I think that the only ones who could offer an exact reason would be the Sense employees as I have scoured the community for a reason. I could actually only find one response from Ryan which was basically, “what you hope to gain by doing so?”
Here’s my two cents as to why it might be. I have a couple ideas. First let give two examples. We all have seen Googles ReCapcha. In the case of ReCapcha Google knows the answer to 2 of the 3 entries. It wants you to help with the 3rd. If you get the two known entries correct then it doesn’t matter what you pick as the third it will let you through. But the idea here is that a large percentage of the population will pick the correct one. Google then sees a 90% rate on the item in question being identified as whatever it was they asked you to identify. Normally these are objects that Google wants to then use for Self Driving AI or Maps recognition (notice how most are crosswalks, buses, bikes, signal lights etc.) This process isn’t machine learning, it’s people learning and purely statistical. The answer is then used in Machine Learning later on to develop the model and predictive algorithm for the services they offer. The key here is that the data used to determine the truth was thousands, if not millions, of people. There doesn’t need to be outlier protections because statistically it’s correctly identified.

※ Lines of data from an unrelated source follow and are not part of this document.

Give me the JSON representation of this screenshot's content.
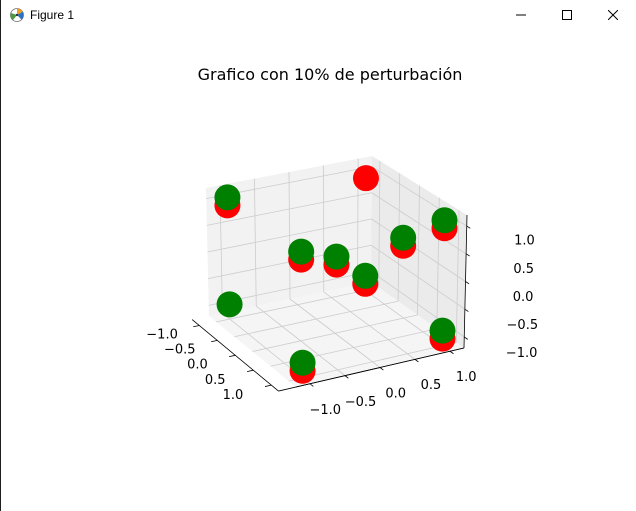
{
  "window": {
    "title": "Figure 1",
    "icons": {
      "app": "matplotlib-figure-icon",
      "minimize": "minimize-icon",
      "maximize": "maximize-icon",
      "close": "close-icon"
    }
  },
  "chart_data": {
    "type": "scatter",
    "projection": "3d",
    "title": "Grafico con 10% de perturbación",
    "xlabel": "",
    "ylabel": "",
    "zlabel": "",
    "x_ticks": [
      "−1.0",
      "−0.5",
      "0.0",
      "0.5",
      "1.0"
    ],
    "y_ticks": [
      "−1.0",
      "−0.5",
      "0.0",
      "0.5",
      "1.0"
    ],
    "z_ticks": [
      "−1.0",
      "−0.5",
      "0.0",
      "0.5",
      "1.0"
    ],
    "xlim": [
      -1.2,
      1.2
    ],
    "ylim": [
      -1.2,
      1.2
    ],
    "zlim": [
      -1.2,
      1.2
    ],
    "grid": true,
    "colors": {
      "series_a": "#ff0000",
      "series_b": "#008000",
      "pane": "#f2f2f2",
      "grid": "#cccccc"
    },
    "series": [
      {
        "color": "#ff0000",
        "points": [
          [
            1.0,
            -1.0,
            -1.0
          ],
          [
            1.0,
            -1.0,
            1.0
          ],
          [
            1.0,
            1.0,
            -1.0
          ],
          [
            1.0,
            1.0,
            1.0
          ],
          [
            -1.0,
            1.0,
            -1.0
          ],
          [
            -1.0,
            1.0,
            1.0
          ],
          [
            -1.0,
            -1.0,
            1.0
          ],
          [
            -0.05,
            0.05,
            0.1
          ],
          [
            0.05,
            0.95,
            0.25
          ]
        ]
      },
      {
        "color": "#008000",
        "points": [
          [
            1.0,
            -1.0,
            -1.0
          ],
          [
            1.0,
            -1.0,
            1.0
          ],
          [
            1.0,
            1.0,
            -1.0
          ],
          [
            1.0,
            1.0,
            1.0
          ],
          [
            -1.0,
            1.0,
            -1.0
          ],
          [
            -1.0,
            -1.0,
            1.0
          ],
          [
            -1.0,
            -1.0,
            -1.0
          ],
          [
            -0.05,
            0.05,
            0.1
          ],
          [
            0.05,
            0.95,
            0.25
          ]
        ]
      }
    ]
  }
}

Now when you do machine learning with data from a customer or “time” you often have to build in algorithms that detect anomalous data. It’s critical that this be done otherwise the anomalous data can skew and mislead the training process of the machine learning algorithm resulting in longer training times, less accurate models and ultimately poor results. Sense doesn’t rely on people to determine what is a truth, it relies on the models and predictive algorithms of huge amounts of data. What happened with you was that Sense detected the anomaly and alerted you. The data that your monitor was providing would have, most likely, been considered a “Collective Outlier” as the values as a collection deviate significantly from the entire data set of all Sense monitors, but the values of the individual data points are not themselves anomalous in either a contextual or global sense.
So there’s the two examples and here’s my guess as to why they want you to reset.
- The old data has been capped as anomalous and therefore it’s just a bunch of useless data that’s expensive (over time) and taking up space. The two most common ways to handle this data is to drop it or cap it. Because the data has been flagged it’s removed from the data set (capped) and provides no value to the training. I would assume that all your data from the detection date prior was capped since they probably don’t know when the anomaly first occurred.
- The averages, which probably aren’t any form of intelligence or learning, could be skewed for a while. If for example Sense uses a 12 month rolling reset for the annual usage numbers then a year from now it would be correct. Until then it would contain inaccurate data. If they take an average based on lifetime of the account then it could be a long time before the correct averages are shown. It could also be that these numbers will skew Sense’s ability to average many customers in the same area, etc.
So my assumption is that the request for you to reset the data is more because they want you to, rather than you needing to. They want you to take the initiative to clean up the mess that they have in their database which is now unusable. If it was my app, I would rather drop it over capping it and I think that’s what they are asking of you.
I could be totally wrong here, but there’s no other explanation that I could find and I had a 3 hour drive back home tonight to think about “why”… This was my best guess.